Once Upon a New York October Night
Wearing her little red riding hood coat, the girl finds herself in Brooklyn watching videos of a woman twirling from a suspension bridge, above the people with mouths agape, above the water, above the world.
The girl twirls about on a stool and then rides over the same bridge into a Muppet party in the East Village. It’s late and the costumes are already half fallen off or taken off long ago.
“I know you, don’t I?”
He smiles, replies, “October is the New Yorkiest of months.”
The apartment is warm, the balcony breezy, the people good. The girl talks injuries, religion, this crazy city, the Colorado sun, the beautiful terror of living. The girl sips alcohol. The girl feels like wandering. The girl buttons her red coat.
“I’ve been thinking about it,” Nora, all in pink and newly birthdayed, says as the girl prepares to leave, “October is the New Yorkiest of months.”
And on the street, the October is wild, the New York is alive, the streets crawl and move and blow about. The girl zigzags her way west and pushes south through the bodies.

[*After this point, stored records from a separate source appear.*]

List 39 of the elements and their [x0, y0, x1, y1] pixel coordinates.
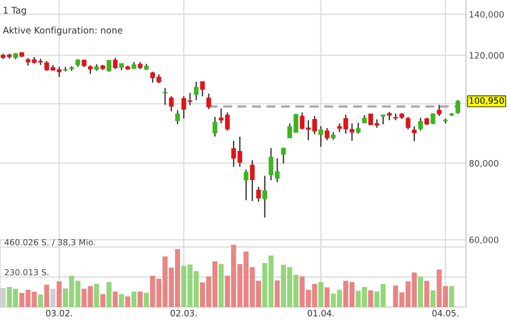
candlestick — [256, 186, 261, 202]
candlestick — [194, 81, 199, 101]
candlestick — [312, 115, 317, 135]
y-tick-label: 230.013 S. — [4, 269, 48, 276]
candlestick — [456, 99, 460, 114]
candlestick — [436, 104, 442, 117]
candlestick — [281, 147, 286, 164]
candlestick — [212, 116, 218, 138]
candlestick — [106, 60, 112, 72]
y-tick-label: 60,000 — [469, 236, 498, 244]
candlestick — [380, 114, 386, 125]
candlestick — [200, 80, 205, 97]
candlestick — [244, 168, 248, 201]
y-tick-label: 460.026 S. — [4, 239, 48, 246]
text: 100,950 — [470, 97, 504, 105]
y-tick-label: 120,000 — [470, 52, 504, 60]
candlestick — [162, 87, 168, 106]
x-tick-label: 01.04. — [308, 310, 334, 316]
annotation: / 38,3 Mio. — [52, 238, 95, 246]
candlestick — [262, 175, 268, 218]
candlestick — [69, 66, 74, 72]
candlestick — [418, 117, 423, 132]
text: 1 Tag — [4, 6, 26, 16]
candlestick — [206, 92, 212, 110]
candlestick — [318, 126, 324, 148]
candlestick — [168, 96, 174, 112]
candlestick — [356, 122, 361, 134]
candlestick — [250, 160, 255, 202]
candlestick — [406, 116, 410, 130]
x-tick-label: 03.02. — [46, 310, 72, 316]
candlestick — [324, 127, 330, 141]
candlestick — [112, 57, 118, 70]
text: Aktive Konfiguration: none — [2, 26, 122, 36]
x-tick-label: 02.03. — [170, 310, 197, 316]
y-tick-label: 80,000 — [469, 160, 498, 168]
candlestick — [175, 110, 180, 125]
y-tick-label: 140,000 — [470, 11, 504, 19]
candlestick — [412, 126, 417, 142]
x-tick-label: 04.05. — [432, 310, 458, 316]
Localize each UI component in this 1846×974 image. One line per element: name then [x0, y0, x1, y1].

The lights green, the lights red, the cars honking and inching by.
On the sidewalk to her side, the girl sees a flash of blonde curls, a profile from the past, from a different lifetime. She reaches out her hand to graze his arm. He stops with a nervous smile.
“It’s my birthday,” he says, “I’m not drunk enough.”
The profile fades into the night and the girl continues to wander. A man and his two friends stop her, laughing.
“I saved someone’s life,” says the tallest one.
“You in that red coat,” he says, “You are beautiful.” And grabs down and kisses her square on the cheek.
The girl says goodbye. The girl crosses back over 1st Avenue. The cars honk. The lights go red-to-green, green-to-red. The wind blows everything up in a mini-cyclone and the girl hugs her red coat tight against her body.
October, she whispers into the air, the New Yorkiest of months.